El tiempo y la economía serán los grandes frenos pero los jardineros sabemos que hay que tener paciencia y estar dispuestos a esforzarnos por conseguir nuestro sueño. Espero que la salud no abandone mi casa y nos permita volcar en nuestro jardín el esfuerzo y tiempo precisos para que llegue a ser lo hermoso que lo soñamos.
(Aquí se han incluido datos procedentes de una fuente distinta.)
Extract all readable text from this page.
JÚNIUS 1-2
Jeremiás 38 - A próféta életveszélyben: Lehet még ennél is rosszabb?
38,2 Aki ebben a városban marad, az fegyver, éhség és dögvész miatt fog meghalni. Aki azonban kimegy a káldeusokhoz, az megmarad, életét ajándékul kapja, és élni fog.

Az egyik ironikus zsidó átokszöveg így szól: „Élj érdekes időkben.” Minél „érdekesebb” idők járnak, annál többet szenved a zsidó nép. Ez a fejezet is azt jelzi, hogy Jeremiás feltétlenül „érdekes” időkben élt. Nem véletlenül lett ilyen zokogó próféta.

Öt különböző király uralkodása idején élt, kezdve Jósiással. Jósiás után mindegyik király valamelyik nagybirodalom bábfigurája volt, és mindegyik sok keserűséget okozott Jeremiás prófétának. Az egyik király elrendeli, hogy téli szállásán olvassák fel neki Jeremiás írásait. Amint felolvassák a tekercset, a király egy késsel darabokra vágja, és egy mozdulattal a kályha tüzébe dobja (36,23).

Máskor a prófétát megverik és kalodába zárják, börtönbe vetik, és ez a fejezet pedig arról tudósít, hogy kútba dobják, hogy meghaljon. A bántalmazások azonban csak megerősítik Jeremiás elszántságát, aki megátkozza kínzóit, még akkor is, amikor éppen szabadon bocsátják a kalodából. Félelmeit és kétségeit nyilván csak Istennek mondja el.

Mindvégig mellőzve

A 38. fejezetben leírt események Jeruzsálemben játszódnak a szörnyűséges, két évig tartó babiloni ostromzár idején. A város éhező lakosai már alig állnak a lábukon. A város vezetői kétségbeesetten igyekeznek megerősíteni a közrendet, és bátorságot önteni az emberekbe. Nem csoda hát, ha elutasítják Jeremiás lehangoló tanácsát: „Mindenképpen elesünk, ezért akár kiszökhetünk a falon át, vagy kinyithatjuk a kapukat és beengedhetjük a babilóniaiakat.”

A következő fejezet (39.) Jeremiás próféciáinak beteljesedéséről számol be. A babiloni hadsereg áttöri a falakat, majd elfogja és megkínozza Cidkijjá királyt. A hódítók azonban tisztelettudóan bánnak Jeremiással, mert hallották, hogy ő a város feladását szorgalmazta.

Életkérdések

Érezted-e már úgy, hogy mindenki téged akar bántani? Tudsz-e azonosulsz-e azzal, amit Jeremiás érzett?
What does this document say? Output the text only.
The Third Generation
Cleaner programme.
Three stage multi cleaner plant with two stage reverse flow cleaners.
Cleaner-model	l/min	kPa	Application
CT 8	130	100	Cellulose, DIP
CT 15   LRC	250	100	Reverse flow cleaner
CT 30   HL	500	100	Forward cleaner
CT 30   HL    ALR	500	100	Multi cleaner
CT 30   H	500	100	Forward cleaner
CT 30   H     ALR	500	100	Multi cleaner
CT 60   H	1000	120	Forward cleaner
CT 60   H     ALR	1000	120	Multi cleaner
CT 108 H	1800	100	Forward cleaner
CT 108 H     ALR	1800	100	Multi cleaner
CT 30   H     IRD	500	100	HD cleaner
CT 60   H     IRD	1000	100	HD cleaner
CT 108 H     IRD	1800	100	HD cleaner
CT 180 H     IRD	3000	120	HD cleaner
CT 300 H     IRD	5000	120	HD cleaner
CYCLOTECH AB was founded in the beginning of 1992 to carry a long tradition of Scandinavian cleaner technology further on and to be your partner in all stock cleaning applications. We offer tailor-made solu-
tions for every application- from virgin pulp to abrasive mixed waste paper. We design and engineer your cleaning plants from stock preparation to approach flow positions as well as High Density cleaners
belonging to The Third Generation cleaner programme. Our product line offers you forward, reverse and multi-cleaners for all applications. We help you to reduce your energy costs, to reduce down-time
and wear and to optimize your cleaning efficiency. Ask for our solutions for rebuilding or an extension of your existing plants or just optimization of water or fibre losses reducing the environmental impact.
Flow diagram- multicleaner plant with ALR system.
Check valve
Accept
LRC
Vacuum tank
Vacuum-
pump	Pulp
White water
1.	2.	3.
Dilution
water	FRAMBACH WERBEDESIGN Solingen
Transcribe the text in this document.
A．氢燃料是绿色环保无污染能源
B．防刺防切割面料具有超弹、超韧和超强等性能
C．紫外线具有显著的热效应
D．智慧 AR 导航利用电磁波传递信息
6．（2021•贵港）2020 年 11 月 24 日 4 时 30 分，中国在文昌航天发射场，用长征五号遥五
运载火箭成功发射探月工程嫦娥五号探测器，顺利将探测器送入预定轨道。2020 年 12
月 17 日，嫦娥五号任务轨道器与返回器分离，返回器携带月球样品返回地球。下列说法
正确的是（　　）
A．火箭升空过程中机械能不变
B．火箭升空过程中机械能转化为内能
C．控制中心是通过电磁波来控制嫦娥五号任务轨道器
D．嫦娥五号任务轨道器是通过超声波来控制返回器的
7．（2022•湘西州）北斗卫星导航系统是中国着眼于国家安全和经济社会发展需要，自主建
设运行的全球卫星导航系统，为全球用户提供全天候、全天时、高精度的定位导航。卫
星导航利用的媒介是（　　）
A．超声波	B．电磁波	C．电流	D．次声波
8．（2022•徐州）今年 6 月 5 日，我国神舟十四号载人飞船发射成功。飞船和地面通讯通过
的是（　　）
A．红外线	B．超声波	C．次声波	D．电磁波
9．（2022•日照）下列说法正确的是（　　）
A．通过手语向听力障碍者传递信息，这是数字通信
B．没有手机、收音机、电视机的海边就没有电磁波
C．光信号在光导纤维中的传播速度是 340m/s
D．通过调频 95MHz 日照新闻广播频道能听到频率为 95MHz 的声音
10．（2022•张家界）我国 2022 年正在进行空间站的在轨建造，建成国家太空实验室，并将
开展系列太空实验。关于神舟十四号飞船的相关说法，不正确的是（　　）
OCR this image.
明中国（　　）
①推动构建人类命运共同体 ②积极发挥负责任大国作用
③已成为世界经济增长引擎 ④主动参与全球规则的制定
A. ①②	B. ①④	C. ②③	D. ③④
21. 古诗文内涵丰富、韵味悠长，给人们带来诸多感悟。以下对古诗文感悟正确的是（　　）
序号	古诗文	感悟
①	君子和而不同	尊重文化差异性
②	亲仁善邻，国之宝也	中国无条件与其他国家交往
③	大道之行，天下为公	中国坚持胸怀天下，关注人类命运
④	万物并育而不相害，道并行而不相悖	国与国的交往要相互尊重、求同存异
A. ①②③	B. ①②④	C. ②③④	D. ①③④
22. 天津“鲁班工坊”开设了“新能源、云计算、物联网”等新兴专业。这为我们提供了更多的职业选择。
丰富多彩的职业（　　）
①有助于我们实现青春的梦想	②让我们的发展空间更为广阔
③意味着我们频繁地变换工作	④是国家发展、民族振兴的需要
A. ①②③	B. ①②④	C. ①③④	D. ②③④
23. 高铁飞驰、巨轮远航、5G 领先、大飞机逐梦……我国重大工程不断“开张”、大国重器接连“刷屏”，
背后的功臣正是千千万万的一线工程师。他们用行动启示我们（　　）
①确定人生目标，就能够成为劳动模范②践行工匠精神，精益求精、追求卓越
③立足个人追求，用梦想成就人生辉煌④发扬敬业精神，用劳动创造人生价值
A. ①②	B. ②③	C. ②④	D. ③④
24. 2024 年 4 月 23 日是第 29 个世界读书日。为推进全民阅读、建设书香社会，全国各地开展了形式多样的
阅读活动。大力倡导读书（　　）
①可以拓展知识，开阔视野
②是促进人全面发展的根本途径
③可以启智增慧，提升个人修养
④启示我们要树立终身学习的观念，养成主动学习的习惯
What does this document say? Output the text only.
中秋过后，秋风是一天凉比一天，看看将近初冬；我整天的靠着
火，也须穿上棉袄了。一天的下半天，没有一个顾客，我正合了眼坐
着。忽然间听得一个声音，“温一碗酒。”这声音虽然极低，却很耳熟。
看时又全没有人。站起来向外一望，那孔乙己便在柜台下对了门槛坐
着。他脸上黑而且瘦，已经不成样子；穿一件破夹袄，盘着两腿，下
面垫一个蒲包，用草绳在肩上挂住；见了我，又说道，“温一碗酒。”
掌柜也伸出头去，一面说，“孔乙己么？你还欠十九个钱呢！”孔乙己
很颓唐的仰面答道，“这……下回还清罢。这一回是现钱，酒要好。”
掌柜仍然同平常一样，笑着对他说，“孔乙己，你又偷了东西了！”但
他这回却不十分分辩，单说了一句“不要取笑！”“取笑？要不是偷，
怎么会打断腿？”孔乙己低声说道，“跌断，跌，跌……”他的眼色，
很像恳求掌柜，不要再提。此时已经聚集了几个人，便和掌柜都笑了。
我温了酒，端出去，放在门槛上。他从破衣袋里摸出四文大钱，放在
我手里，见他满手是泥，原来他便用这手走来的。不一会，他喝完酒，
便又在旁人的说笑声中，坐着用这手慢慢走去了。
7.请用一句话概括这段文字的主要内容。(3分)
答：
Este sueño es el que quisiera compartir con todos vosotros. Espero contar con vuestra ayuda, espero contar con los conocimientos, la experiencia, los consejos, el gusto y acierto de todos vosotros para decidir las estructuras, el orden y forma de ejecución y también a la hora de elegir las plantaciones y de decidir los cambios.
Estaré encantada de cuántos comentarios, fotografías, aportaciones o críticas que queráis hacerme. Os agradezco ya desde ahora vuestras aportaciones, amigos y espero que visitéis este blog de jardinería con frecuencia porque vuestras palabras me servirán para sentir la seguridad necesaria cada vez que se emprende algo importante para nosotros. Este proyecto me ilusiona sobremanera, quisiera equivocarme lo menos posible aunque sé, porque ya llevo años jardineando, que esta ausencia de errores es pura quimera… en todo caso a vuestro lado me sentiré mejor.